Les médias se sont focalisés ces dernières années sur la chute du marché publicitaire papier, sans voir le cœur du problème: leur mode de distribution ne correspond plus au mode de consommation numérique.

Fathi Derder

Les médias se sont focalisés ces dernières années sur la chute du marché publicitaire papier, sans voir le cœur du problème: leur mode de distribution.

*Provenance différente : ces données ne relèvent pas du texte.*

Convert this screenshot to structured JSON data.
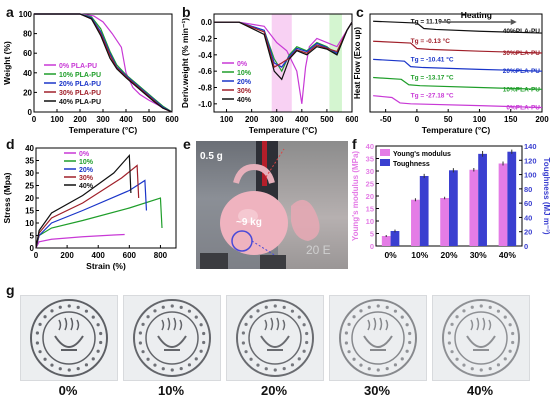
{
  "panels": {
    "a": {
      "letter": "a",
      "ylabel": "Weight (%)",
      "xlabel": "Temperature (°C)",
      "legend": [
        "0%  PLA-PU",
        "10% PLA-PU",
        "20% PLA-PU",
        "30% PLA-PU",
        "40% PLA-PU"
      ]
    },
    "b": {
      "letter": "b",
      "ylabel": "Deriv.weight (% min⁻¹)",
      "xlabel": "Temperature (°C)",
      "legend": [
        "0%",
        "10%",
        "20%",
        "30%",
        "40%"
      ]
    },
    "c": {
      "letter": "c",
      "ylabel": "Heat Flow (Exo up)",
      "xlabel": "Temperature (°C)",
      "heating_label": "Heating",
      "tg_labels": [
        "Tg = 11.19 °C",
        "Tg = -0.13 °C",
        "Tg = -10.41 °C",
        "Tg = -13.17 °C",
        "Tg = -27.18 °C"
      ],
      "series_labels": [
        "40%PLA-PU",
        "30%PLA-PU",
        "20%PLA-PU",
        "10%PLA-PU",
        "0%PLA-PU"
      ]
    },
    "d": {
      "letter": "d",
      "ylabel": "Stress (Mpa)",
      "xlabel": "Strain (%)",
      "legend": [
        "0%",
        "10%",
        "20%",
        "30%",
        "40%"
      ]
    },
    "e": {
      "letter": "e",
      "weight_label": "0.5 g",
      "load_label": "~9 kg"
    },
    "f": {
      "letter": "f",
      "ylabel_left": "Young's modulus (MPa)",
      "ylabel_right": "Toughness (MJ m⁻³)",
      "legend": [
        "Young's modulus",
        "Toughness"
      ]
    },
    "g": {
      "letter": "g",
      "labels": [
        "0%",
        "10%",
        "20%",
        "30%",
        "40%"
      ]
    }
  },
  "colors": {
    "s0": "#c839d6",
    "s10": "#1f9e2a",
    "s20": "#1a35c9",
    "s30": "#a0202a",
    "s40": "#111111",
    "young": "#e47ce6",
    "tough": "#3a3fd0"
  },
  "chart_data": [
    {
      "panel": "a",
      "type": "line",
      "xlabel": "Temperature (°C)",
      "ylabel": "Weight (%)",
      "xlim": [
        0,
        600
      ],
      "ylim": [
        0,
        100
      ],
      "xticks": [
        0,
        100,
        200,
        300,
        400,
        500,
        600
      ],
      "yticks": [
        0,
        20,
        40,
        60,
        80,
        100
      ],
      "series": [
        {
          "name": "0%  PLA-PU",
          "x": [
            0,
            200,
            260,
            300,
            340,
            380,
            400,
            430,
            460,
            500,
            540,
            570,
            600
          ],
          "y": [
            100,
            100,
            98,
            92,
            80,
            66,
            40,
            25,
            18,
            12,
            7,
            3,
            0
          ]
        },
        {
          "name": "10% PLA-PU",
          "x": [
            0,
            200,
            250,
            290,
            330,
            360,
            400,
            440,
            480,
            520,
            560,
            600
          ],
          "y": [
            100,
            100,
            97,
            85,
            62,
            48,
            38,
            30,
            22,
            14,
            6,
            0
          ]
        },
        {
          "name": "20% PLA-PU",
          "x": [
            0,
            200,
            250,
            290,
            330,
            360,
            400,
            440,
            480,
            520,
            560,
            600
          ],
          "y": [
            100,
            100,
            96,
            82,
            60,
            46,
            37,
            29,
            21,
            13,
            5,
            0
          ]
        },
        {
          "name": "30% PLA-PU",
          "x": [
            0,
            200,
            250,
            290,
            330,
            360,
            400,
            440,
            480,
            520,
            560,
            600
          ],
          "y": [
            100,
            100,
            95,
            80,
            58,
            45,
            36,
            28,
            20,
            12,
            4,
            0
          ]
        },
        {
          "name": "40% PLA-PU",
          "x": [
            0,
            200,
            250,
            290,
            330,
            360,
            400,
            440,
            480,
            520,
            560,
            600
          ],
          "y": [
            100,
            100,
            95,
            78,
            55,
            44,
            35,
            27,
            19,
            11,
            4,
            0
          ]
        }
      ]
    },
    {
      "panel": "b",
      "type": "line",
      "xlabel": "Temperature (°C)",
      "ylabel": "Deriv.weight (% min⁻¹)",
      "xlim": [
        50,
        600
      ],
      "ylim": [
        -1.1,
        0.1
      ],
      "xticks": [
        100,
        200,
        300,
        400,
        500,
        600
      ],
      "yticks": [
        0.0,
        -0.2,
        -0.4,
        -0.6,
        -0.8,
        -1.0
      ],
      "shaded_ranges": [
        [
          280,
          360
        ],
        [
          510,
          560
        ]
      ],
      "series": [
        {
          "name": "0%",
          "x": [
            50,
            150,
            250,
            300,
            340,
            380,
            400,
            415,
            430,
            460,
            500,
            540,
            580,
            600
          ],
          "y": [
            0,
            0,
            -0.05,
            -0.25,
            -0.35,
            -0.6,
            -1.0,
            -0.55,
            -0.3,
            -0.2,
            -0.25,
            -0.3,
            -0.1,
            0
          ]
        },
        {
          "name": "10%",
          "x": [
            50,
            150,
            250,
            290,
            320,
            350,
            380,
            420,
            460,
            500,
            540,
            580,
            600
          ],
          "y": [
            0,
            0,
            -0.1,
            -0.45,
            -0.6,
            -0.4,
            -0.3,
            -0.35,
            -0.25,
            -0.3,
            -0.4,
            -0.1,
            0
          ]
        },
        {
          "name": "20%",
          "x": [
            50,
            150,
            250,
            290,
            320,
            350,
            380,
            420,
            460,
            500,
            540,
            580,
            600
          ],
          "y": [
            0,
            0,
            -0.1,
            -0.5,
            -0.55,
            -0.42,
            -0.32,
            -0.36,
            -0.26,
            -0.31,
            -0.38,
            -0.1,
            0
          ]
        },
        {
          "name": "30%",
          "x": [
            50,
            150,
            250,
            290,
            320,
            350,
            380,
            420,
            460,
            500,
            540,
            580,
            600
          ],
          "y": [
            0,
            0,
            -0.12,
            -0.55,
            -0.5,
            -0.44,
            -0.34,
            -0.38,
            -0.28,
            -0.32,
            -0.36,
            -0.1,
            0
          ]
        },
        {
          "name": "40%",
          "x": [
            50,
            150,
            250,
            290,
            320,
            350,
            380,
            420,
            460,
            500,
            540,
            580,
            600
          ],
          "y": [
            0,
            0,
            -0.15,
            -0.6,
            -0.7,
            -0.45,
            -0.35,
            -0.4,
            -0.3,
            -0.33,
            -0.4,
            -0.1,
            0
          ]
        }
      ]
    },
    {
      "panel": "c",
      "type": "line",
      "xlabel": "Temperature (°C)",
      "ylabel": "Heat Flow (Exo up)",
      "xlim": [
        -75,
        200
      ],
      "xticks": [
        -50,
        0,
        50,
        100,
        150,
        200
      ],
      "series": [
        {
          "name": "40%PLA-PU",
          "x": [
            -70,
            0,
            11,
            30,
            100,
            150,
            200
          ],
          "y": [
            5.0,
            4.9,
            4.6,
            4.55,
            4.45,
            4.4,
            4.35
          ]
        },
        {
          "name": "30%PLA-PU",
          "x": [
            -70,
            -10,
            0,
            20,
            100,
            150,
            200
          ],
          "y": [
            3.9,
            3.8,
            3.5,
            3.45,
            3.35,
            3.3,
            3.25
          ]
        },
        {
          "name": "20%PLA-PU",
          "x": [
            -70,
            -20,
            -10,
            10,
            100,
            150,
            200
          ],
          "y": [
            2.9,
            2.8,
            2.5,
            2.45,
            2.35,
            2.3,
            2.25
          ]
        },
        {
          "name": "10%PLA-PU",
          "x": [
            -70,
            -25,
            -13,
            5,
            100,
            150,
            200
          ],
          "y": [
            1.9,
            1.8,
            1.5,
            1.45,
            1.35,
            1.3,
            1.25
          ]
        },
        {
          "name": "0%PLA-PU",
          "x": [
            -70,
            -40,
            -27,
            -10,
            100,
            150,
            200
          ],
          "y": [
            0.9,
            0.8,
            0.5,
            0.45,
            0.35,
            0.3,
            0.25
          ]
        }
      ]
    },
    {
      "panel": "d",
      "type": "line",
      "xlabel": "Strain (%)",
      "ylabel": "Stress (Mpa)",
      "xlim": [
        0,
        900
      ],
      "ylim": [
        0,
        40
      ],
      "xticks": [
        0,
        200,
        400,
        600,
        800
      ],
      "yticks": [
        0,
        5,
        10,
        15,
        20,
        25,
        30,
        35,
        40
      ],
      "series": [
        {
          "name": "0%",
          "x": [
            0,
            20,
            100,
            300,
            500,
            570
          ],
          "y": [
            0,
            2.5,
            3.5,
            4.5,
            5.2,
            5.4
          ]
        },
        {
          "name": "10%",
          "x": [
            0,
            20,
            100,
            300,
            600,
            800,
            810
          ],
          "y": [
            0,
            5,
            8,
            11,
            16,
            20,
            8
          ]
        },
        {
          "name": "20%",
          "x": [
            0,
            20,
            100,
            300,
            600,
            700,
            710
          ],
          "y": [
            0,
            5,
            10,
            15,
            23,
            27,
            15
          ]
        },
        {
          "name": "30%",
          "x": [
            0,
            20,
            100,
            300,
            550,
            650,
            660
          ],
          "y": [
            0,
            6,
            12,
            18,
            28,
            33,
            20
          ]
        },
        {
          "name": "40%",
          "x": [
            0,
            20,
            100,
            300,
            500,
            600,
            610
          ],
          "y": [
            0,
            7,
            14,
            21,
            30,
            37,
            22
          ]
        }
      ]
    },
    {
      "panel": "f",
      "type": "bar",
      "categories": [
        "0%",
        "10%",
        "20%",
        "30%",
        "40%"
      ],
      "ylim_left": [
        0,
        40
      ],
      "ylim_right": [
        0,
        140
      ],
      "yticks_left": [
        0,
        5,
        10,
        15,
        20,
        25,
        30,
        35,
        40
      ],
      "yticks_right": [
        0,
        20,
        40,
        60,
        80,
        100,
        120,
        140
      ],
      "series": [
        {
          "name": "Young's modulus",
          "axis": "left",
          "values": [
            4.0,
            18.5,
            19.2,
            30.5,
            33.0
          ],
          "errors": [
            0.4,
            0.6,
            0.5,
            0.7,
            0.8
          ]
        },
        {
          "name": "Toughness",
          "axis": "right",
          "values": [
            21,
            98,
            106,
            129,
            132
          ],
          "errors": [
            2,
            3,
            3,
            4,
            3
          ]
        }
      ]
    }
  ]
}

Le monde des médias traverse une crise majeure, on l’a compris. Notre secteur économique a été touché par la numérisation il y a 20 ans. En même temps que l’industrie du disque, en fait. Et que constate-t-on? En 20 ans, le disque a disparu. Cette industrie a changé son modèle d’affaires, passant de la vente de CD à l’abonnement en ligne. Et elle gagne de l’argent. Pour vingt francs par mois, nous avons accès à l’essentiel de la production musicale mondiale. Et pendant ce temps, les médias... n’ont rien changé. Chaque journal produit son lot quotidien d’informations, qu’il livre en paquet imposé au lecteur. L’abonné paie pour les cinquante articles du jour, même s’il n’en lit que deux. Et si l’abonné de ce journal veut accéder à d’autres informations qui n’y sont pas, il doit prendre un deuxième abonnement. Et s’il aime le foot, le jardinage ou le kite surf, il doit prendre un troisième abonnement, un quatrième et un cinquième abonnement. Ce que les lecteurs ne sont pas prêts à faire. Est-ce une surprise?

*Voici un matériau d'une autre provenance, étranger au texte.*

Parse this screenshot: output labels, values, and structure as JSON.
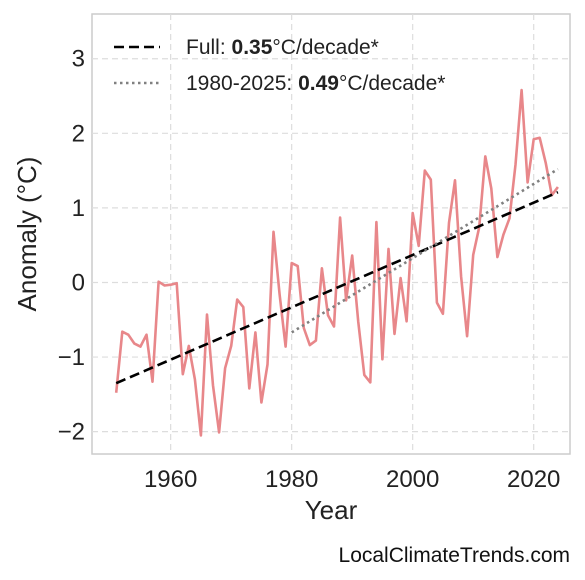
{
  "chart_data": {
    "type": "line",
    "title": "",
    "xlabel": "Year",
    "ylabel": "Anomaly (°C)",
    "xlim": [
      1947,
      2026
    ],
    "ylim": [
      -2.3,
      3.6
    ],
    "xticks": [
      1960,
      1980,
      2000,
      2020
    ],
    "yticks": [
      -2,
      -1,
      0,
      1,
      2,
      3
    ],
    "ytick_labels": [
      "−2",
      "−1",
      "0",
      "1",
      "2",
      "3"
    ],
    "grid": true,
    "legend_position": "top-left",
    "series": [
      {
        "style": "solid",
        "color": "#e8878a",
        "x": [
          1951,
          1952,
          1953,
          1954,
          1955,
          1956,
          1957,
          1958,
          1959,
          1960,
          1961,
          1962,
          1963,
          1964,
          1965,
          1966,
          1967,
          1968,
          1969,
          1970,
          1971,
          1972,
          1973,
          1974,
          1975,
          1976,
          1977,
          1978,
          1979,
          1980,
          1981,
          1982,
          1983,
          1984,
          1985,
          1986,
          1987,
          1988,
          1989,
          1990,
          1991,
          1992,
          1993,
          1994,
          1995,
          1996,
          1997,
          1998,
          1999,
          2000,
          2001,
          2002,
          2003,
          2004,
          2005,
          2006,
          2007,
          2008,
          2009,
          2010,
          2011,
          2012,
          2013,
          2014,
          2015,
          2016,
          2017,
          2018,
          2019,
          2020,
          2021,
          2022,
          2023,
          2024
        ],
        "values": [
          -1.48,
          -0.66,
          -0.7,
          -0.82,
          -0.86,
          -0.7,
          -1.33,
          0.01,
          -0.04,
          -0.03,
          -0.01,
          -1.23,
          -0.85,
          -1.3,
          -2.05,
          -0.43,
          -1.38,
          -2.01,
          -1.15,
          -0.85,
          -0.23,
          -0.33,
          -1.42,
          -0.67,
          -1.61,
          -1.1,
          0.68,
          -0.16,
          -0.86,
          0.26,
          0.22,
          -0.61,
          -0.84,
          -0.78,
          0.19,
          -0.44,
          -0.59,
          0.87,
          -0.24,
          0.36,
          -0.52,
          -1.24,
          -1.34,
          0.81,
          -1.03,
          0.45,
          -0.69,
          0.06,
          -0.52,
          0.93,
          0.49,
          1.5,
          1.38,
          -0.27,
          -0.42,
          0.8,
          1.37,
          0.08,
          -0.72,
          0.37,
          0.74,
          1.69,
          1.26,
          0.34,
          0.64,
          0.86,
          1.58,
          2.58,
          1.34,
          1.92,
          1.94,
          1.6,
          1.17,
          1.28
        ]
      },
      {
        "style": "dashed",
        "color": "#000000",
        "x": [
          1951,
          2024
        ],
        "values": [
          -1.35,
          1.21
        ]
      },
      {
        "style": "dotted",
        "color": "#808080",
        "x": [
          1980,
          2024
        ],
        "values": [
          -0.67,
          1.52
        ]
      }
    ],
    "legend": [
      {
        "prefix": "Full: ",
        "bold": "0.35",
        "suffix": "°C/decade*",
        "style": "dashed",
        "color": "#000000"
      },
      {
        "prefix": "1980-2025: ",
        "bold": "0.49",
        "suffix": "°C/decade*",
        "style": "dotted",
        "color": "#808080"
      }
    ]
  },
  "watermark": "LocalClimateTrends.com"
}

Les médias se sont focalisés ces dernières années sur la chute du marché publicitaire papier, sans voir le cœur du problème: leur mode de distribution ne correspond plus au mode de consommation numérique. Le modèle de contrat exclusif «mon-abonné-à-moi» n’a aucune chance de convaincre le grand public. Aujourd’hui, nous avons tous accès à des milliers de sources, simultanément. Imposer l’accumulation d’abonnements pour accéder aux sources payantes est un non-sens économique. Comme imposer une sélection d’articles quotidiens au lecteur: on paie un abonnement pour recevoir chaque jour cinquante articles qu’on ne lit pas, sans avoir accès aux cinquante autres articles qui auraient pu nous intéresser (parce que produits par des concurrents). Cela faisait sens avant, quand les médias nous révélaient l’actualité du monde (à laquelle nous n’avions pas accès). Or, non seulement tout le monde a accès à toute actualité en permanence, mais les citoyens deviennent eux-mêmes des producteurs de contenus qui doivent être intégrés dans le processus de fabrication d’un média.

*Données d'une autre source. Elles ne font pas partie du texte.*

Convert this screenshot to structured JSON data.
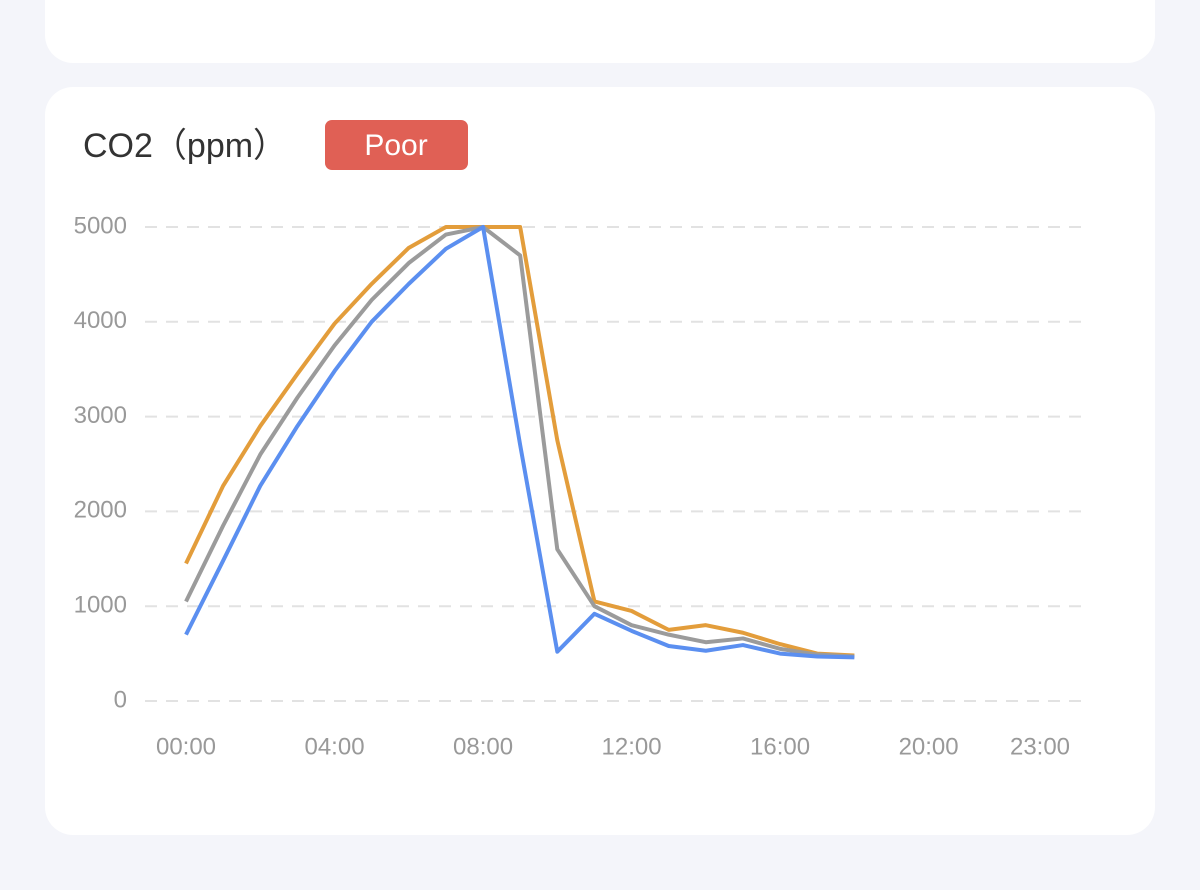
{
  "chart_data": {
    "type": "line",
    "title": "CO2（ppm）",
    "status": "Poor",
    "categories": [
      "00:00",
      null,
      null,
      null,
      "04:00",
      null,
      null,
      null,
      "08:00",
      null,
      null,
      null,
      "12:00",
      null,
      null,
      null,
      "16:00",
      null,
      null,
      null,
      "20:00",
      null,
      null,
      "23:00"
    ],
    "series": [
      {
        "color": "#e39d3b",
        "values": [
          1450,
          2270,
          2900,
          3450,
          3980,
          4400,
          4780,
          5000,
          5000,
          5000,
          2750,
          1050,
          950,
          750,
          800,
          720,
          600,
          500,
          480,
          null,
          null,
          null,
          null,
          null
        ]
      },
      {
        "color": "#9b9b9b",
        "values": [
          1050,
          1850,
          2600,
          3200,
          3750,
          4230,
          4620,
          4920,
          5000,
          4700,
          1600,
          1000,
          800,
          700,
          620,
          660,
          550,
          490,
          470,
          null,
          null,
          null,
          null,
          null
        ]
      },
      {
        "color": "#5b8ff0",
        "values": [
          700,
          1480,
          2270,
          2900,
          3480,
          4000,
          4400,
          4770,
          5000,
          2700,
          520,
          920,
          740,
          580,
          530,
          590,
          500,
          470,
          460,
          null,
          null,
          null,
          null,
          null
        ]
      }
    ],
    "ylim": [
      0,
      5000
    ],
    "yticks": [
      0,
      1000,
      2000,
      3000,
      4000,
      5000
    ],
    "grid": true
  }
}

En résumé, le choix stratégique des médias est le suivant: continue-t-on de produire du contenu exclusif pour «nos abonnés», à qui nous livrons un paquet d’informations quotidiennes qu’ils ne choisissent pas? Ou trouve-t-on un mode de commercialisation qui permette au lecteur d’avoir le plus vaste choix de sujets possibles, quel que soit l’éditeur, pour un prix moins élevé? Poser la question, c’est y répondre. Le premier modèle est un échec depuis 20 ans. Il est temps d’en trouver un autre. Les principaux éditeurs de Suisse romande doivent s’unir, et distribuer leur contenu sur une plateforme commune. Un abonné aurait ainsi accès à toute l’actualité de tous les titres romands. Pour 20 francs. Un Spotify des médias romands: un réseau social de consommateurs d’actualité, avec une clé de répartition du chiffre d’affaires entre éditeurs selon la consommation d’articles, voire une formule payante à l’article. Bref, il faut développer des solutions innovantes, et en finir avec un business model condamné à disparaître. L’Etat peut être utile en soutenant un projet pionnier de ce type, et non en subventionnant le modèle actuel. Cette aide là n’est qu’une assistance au suicide. L’information n’a jamais eu autant de valeur, et les solutions pour la valoriser existent. Longue vie aux médias!